My 5950x (measured) flops are ~2 TFLOPS in single-precision, ~1TFLOPS in double precision (obviously, due to half the SIMD vector size). This is a desktop-class 16-core machine.
I've tried it on 10980XE (18-core) that got between 600GFlops-1.6TFlops depending on the instruction in quad channel mode. Will try later on a 32-core Threadripper. The challenge there is to keep all cores busy during training while not repeating the same gradient computation I guess (both scheduling and memory stuff).
Those are Tensor flops, the numbers for the Zen CPU are "general-purpose" flops (sometimes called "vector flops" in marketing material).
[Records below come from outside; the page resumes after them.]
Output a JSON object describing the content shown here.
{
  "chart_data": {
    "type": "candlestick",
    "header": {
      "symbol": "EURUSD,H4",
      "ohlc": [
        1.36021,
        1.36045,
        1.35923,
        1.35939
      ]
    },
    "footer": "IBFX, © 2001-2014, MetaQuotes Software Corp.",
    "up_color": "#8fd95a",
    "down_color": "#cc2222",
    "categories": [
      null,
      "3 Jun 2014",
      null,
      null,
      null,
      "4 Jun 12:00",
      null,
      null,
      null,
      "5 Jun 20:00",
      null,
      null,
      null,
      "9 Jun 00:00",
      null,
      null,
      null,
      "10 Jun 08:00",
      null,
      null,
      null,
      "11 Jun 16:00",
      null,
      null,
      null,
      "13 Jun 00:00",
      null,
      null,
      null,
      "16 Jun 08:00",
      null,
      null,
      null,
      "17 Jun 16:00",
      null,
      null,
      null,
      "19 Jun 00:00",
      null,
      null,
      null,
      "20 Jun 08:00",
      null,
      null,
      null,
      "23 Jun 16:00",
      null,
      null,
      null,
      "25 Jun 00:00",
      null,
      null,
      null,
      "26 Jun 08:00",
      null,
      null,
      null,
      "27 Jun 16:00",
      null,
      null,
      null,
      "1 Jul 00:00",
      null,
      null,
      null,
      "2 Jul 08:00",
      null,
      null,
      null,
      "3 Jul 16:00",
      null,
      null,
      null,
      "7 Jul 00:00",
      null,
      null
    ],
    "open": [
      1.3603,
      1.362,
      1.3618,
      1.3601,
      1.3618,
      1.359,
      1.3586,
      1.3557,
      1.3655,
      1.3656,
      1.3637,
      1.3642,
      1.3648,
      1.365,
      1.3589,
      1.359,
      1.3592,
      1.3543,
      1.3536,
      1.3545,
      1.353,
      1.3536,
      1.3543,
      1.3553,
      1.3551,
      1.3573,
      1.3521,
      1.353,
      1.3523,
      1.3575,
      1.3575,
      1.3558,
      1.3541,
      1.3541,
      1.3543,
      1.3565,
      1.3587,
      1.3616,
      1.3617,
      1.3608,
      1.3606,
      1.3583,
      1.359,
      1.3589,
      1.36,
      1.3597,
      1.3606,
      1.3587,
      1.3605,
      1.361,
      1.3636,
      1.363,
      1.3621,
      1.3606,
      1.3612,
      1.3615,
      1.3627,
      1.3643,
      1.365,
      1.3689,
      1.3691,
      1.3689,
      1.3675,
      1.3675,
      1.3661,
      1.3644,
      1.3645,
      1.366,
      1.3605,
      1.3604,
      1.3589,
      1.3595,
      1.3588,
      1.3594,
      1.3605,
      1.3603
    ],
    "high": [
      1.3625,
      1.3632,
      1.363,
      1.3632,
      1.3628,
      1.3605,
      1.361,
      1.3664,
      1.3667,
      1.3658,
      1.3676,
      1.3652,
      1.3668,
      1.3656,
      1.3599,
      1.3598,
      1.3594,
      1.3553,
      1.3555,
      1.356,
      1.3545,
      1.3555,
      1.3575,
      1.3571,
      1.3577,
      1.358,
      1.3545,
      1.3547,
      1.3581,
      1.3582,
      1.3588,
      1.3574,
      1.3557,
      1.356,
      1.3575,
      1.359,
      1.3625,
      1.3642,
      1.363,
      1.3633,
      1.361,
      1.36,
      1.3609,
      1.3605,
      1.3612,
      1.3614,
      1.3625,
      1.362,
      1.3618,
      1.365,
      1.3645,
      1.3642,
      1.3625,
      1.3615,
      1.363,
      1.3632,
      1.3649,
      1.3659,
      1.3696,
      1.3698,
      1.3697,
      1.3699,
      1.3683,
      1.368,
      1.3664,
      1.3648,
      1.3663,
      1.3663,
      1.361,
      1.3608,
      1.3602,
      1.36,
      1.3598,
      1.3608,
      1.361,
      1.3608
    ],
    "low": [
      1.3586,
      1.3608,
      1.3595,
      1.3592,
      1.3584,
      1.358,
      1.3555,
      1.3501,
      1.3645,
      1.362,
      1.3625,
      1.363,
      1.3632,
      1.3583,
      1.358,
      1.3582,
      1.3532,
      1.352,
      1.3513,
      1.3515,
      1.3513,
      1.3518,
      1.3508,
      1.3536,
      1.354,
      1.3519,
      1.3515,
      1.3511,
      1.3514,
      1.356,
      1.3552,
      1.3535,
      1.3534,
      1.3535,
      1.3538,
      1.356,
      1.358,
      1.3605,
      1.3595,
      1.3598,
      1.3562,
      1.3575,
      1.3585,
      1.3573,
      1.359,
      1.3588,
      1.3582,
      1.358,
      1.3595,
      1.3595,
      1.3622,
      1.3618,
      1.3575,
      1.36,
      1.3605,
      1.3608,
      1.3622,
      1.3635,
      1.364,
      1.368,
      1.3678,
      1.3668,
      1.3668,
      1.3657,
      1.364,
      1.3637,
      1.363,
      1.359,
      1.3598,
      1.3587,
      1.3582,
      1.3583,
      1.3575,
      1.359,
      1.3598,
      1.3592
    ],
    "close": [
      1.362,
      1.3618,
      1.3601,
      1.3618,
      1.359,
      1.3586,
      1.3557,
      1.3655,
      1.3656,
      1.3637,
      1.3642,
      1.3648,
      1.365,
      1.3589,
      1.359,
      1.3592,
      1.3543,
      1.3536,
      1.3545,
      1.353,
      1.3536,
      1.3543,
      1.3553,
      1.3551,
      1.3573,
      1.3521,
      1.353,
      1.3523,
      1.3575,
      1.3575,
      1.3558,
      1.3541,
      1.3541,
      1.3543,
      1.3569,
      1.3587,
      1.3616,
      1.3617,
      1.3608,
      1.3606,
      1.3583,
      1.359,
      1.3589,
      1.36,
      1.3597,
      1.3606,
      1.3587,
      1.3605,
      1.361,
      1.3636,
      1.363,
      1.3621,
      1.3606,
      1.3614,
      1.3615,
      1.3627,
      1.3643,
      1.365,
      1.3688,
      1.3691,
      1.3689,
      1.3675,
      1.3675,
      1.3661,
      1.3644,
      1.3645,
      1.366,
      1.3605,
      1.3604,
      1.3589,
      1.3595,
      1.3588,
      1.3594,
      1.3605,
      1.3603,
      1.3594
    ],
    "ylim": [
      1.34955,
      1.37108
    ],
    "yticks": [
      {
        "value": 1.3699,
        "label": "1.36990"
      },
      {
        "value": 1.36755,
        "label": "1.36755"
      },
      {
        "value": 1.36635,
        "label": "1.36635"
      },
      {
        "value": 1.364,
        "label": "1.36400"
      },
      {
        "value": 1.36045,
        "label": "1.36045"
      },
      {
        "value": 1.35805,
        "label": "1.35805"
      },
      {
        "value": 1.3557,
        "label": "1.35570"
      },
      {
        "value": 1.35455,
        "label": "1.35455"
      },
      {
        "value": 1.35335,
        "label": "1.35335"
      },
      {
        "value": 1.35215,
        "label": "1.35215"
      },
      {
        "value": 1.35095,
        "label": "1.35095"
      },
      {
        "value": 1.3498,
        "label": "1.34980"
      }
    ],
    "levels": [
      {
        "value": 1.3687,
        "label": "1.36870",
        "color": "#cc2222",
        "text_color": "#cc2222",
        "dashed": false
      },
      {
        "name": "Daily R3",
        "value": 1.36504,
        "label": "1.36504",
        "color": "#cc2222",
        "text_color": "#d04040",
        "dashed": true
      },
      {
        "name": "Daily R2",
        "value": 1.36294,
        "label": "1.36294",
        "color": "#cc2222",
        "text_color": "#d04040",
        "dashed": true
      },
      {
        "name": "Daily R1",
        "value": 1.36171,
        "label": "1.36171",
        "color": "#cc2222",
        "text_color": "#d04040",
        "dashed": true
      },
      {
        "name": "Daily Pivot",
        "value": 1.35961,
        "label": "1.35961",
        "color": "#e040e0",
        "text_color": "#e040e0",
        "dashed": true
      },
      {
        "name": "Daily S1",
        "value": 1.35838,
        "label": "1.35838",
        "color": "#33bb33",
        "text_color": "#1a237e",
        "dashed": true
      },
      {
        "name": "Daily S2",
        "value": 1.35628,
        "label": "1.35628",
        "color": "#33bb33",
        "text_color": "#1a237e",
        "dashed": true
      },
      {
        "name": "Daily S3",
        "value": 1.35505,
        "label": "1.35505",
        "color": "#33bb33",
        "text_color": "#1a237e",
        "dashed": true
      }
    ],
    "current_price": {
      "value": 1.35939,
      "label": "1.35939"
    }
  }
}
The vector flops for the 3090Ti are 33 TFlops for single precision, 0.5 TFlops for double precision. So, 16x faster than the 5950x in single precision, 2x slower for double precision. At almost 3x the price and >4x the power consumption.
Of course, if all you care about is AI, then there's no argument - but then we are not really talking about a general-purpose device any more.
The narrative of GPUs being "hundreds of time" faster than CPUs is vastly blown out of proportion for general-purpose computing.
I think you missed that this whole discussion is in the context of deep learning, therefore your comment does not apply. It is 30x slower that 3090Ti for that purpose.
https://old.reddit.com/r/Amd/comments/9uswbz/how_much_gflops...